How to Install Scikit-Learn on Ubuntu 18.04

Reading Time: 5 minutes

In this tutorial, we are going to walk through how to install scikit-learn on an Ubuntu 18.04 server. We are going to walk through the installation both in a virtual environment with the Python package manager, Pip, and via Anaconda.

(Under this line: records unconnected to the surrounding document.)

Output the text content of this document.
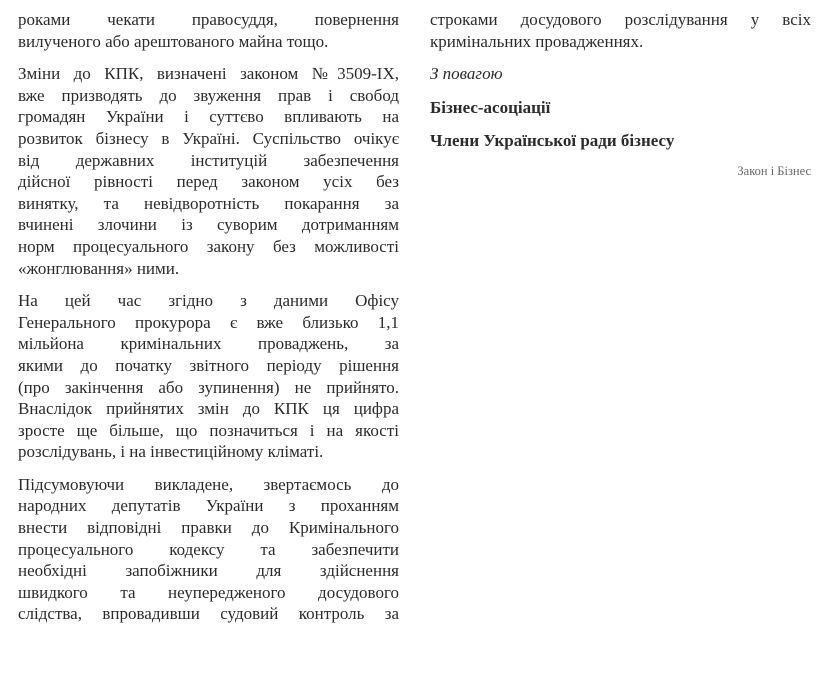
роками чекати правосуддя, повернення
вилученого або арештованого майна тощо.
Зміни до КПК, визначені законом №3509-IX,
вже призводять до звуження прав і свобод
громадян України і суттєво впливають на
розвиток бізнесу в Україні. Суспільство очікує
від державних інституцій забезпечення
дійсної рівності перед законом усіх без
винятку, та невідворотність покарання за
вчинені злочини із суворим дотриманням
норм процесуального закону без можливості
«жонглювання» ними.
На цей час згідно з даними Офісу
Генерального прокурора є вже близько 1,1
мільйона кримінальних проваджень, за
якими до початку звітного періоду рішення
(про закінчення або зупинення) не прийнято.
Внаслідок прийнятих змін до КПК ця цифра
зросте ще більше, що позначиться і на якості
розслідувань, і на інвестиційному кліматі.
Підсумовуючи викладене, звертаємось до
народних депутатів України з проханням
внести відповідні правки до Кримінального
процесуального кодексу та забезпечити
необхідні запобіжники для здійснення
швидкого та неупередженого досудового
слідства, впровадивши судовий контроль за
строками досудового розслідування у всіх
кримінальних провадженнях.
З повагою
Бізнес-асоціації
Члени Української ради бізнесу
Закон і Бізнес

Scikit-learn is a Python library designed to provide an interface for developers to create machine learning software. When comparing scikit-learn with other Python libraries that broach similar subject matter, such as TensorFlow, it’s important to note that scikit-learn provides a higher-level interface and is set up with algorithms for machine-learning ready-to-use. For this reason, scikit-learn lands more squarely in the field of traditional machine learning.

Once scikit-learn is installed on your server, you could even combine it with the Python web framework, some CSS, javascript, and HTML to build a frontend to expose your machine-learning model to the web! 

Pre-flight Check

  • These instructions are being performed on an Ubuntu 18.04 LTS server as the root user.
  • Python Version (=> 3.5)
  • Anaconda is a prerequisite for the Anaconda installation portion of this tutorial. If you need to get Anaconda installed, check out our tutorial here!
  • The Python module venv is required for the Pip installation portion of this tutorial. If you need to install venv and get some basics on utilizing a Python virtual environment, check out our tutorial here!

Install Scikit-Learn via Pip 

Step 1: Create a new Python virtual environment

First, as a best practice, ensure all packages are up to date:

root@ubuntu:~# apt-get update -y

Once everything is up to date, let’s create and change into a directory for our project:

root@ubuntu:~# mkdir machine_learning
root@ubuntu:~# cd machine_learning/

Now that we have a fresh space to work in, let’s create our new Python virtual environment:

root@ubuntu:~/machine_learning# python3 -m venv scikit_is_cool

Finally, let’s go ahead and activate the newly created virtual environment:

root@ubuntu:~/machine_learning# source scikit_is_cool/bin/activate
(scikit_is_cool) root@ubuntu:~/machine_learning#

Step 2: Install dependencies

One of the major differences between installing scikit-learn via Pip as opposed to Anaconda is that we are going to have to manage scikit-learn’s dependencies. This just means we have a few extra Python modules to install before we will be ready to install scikit-learn.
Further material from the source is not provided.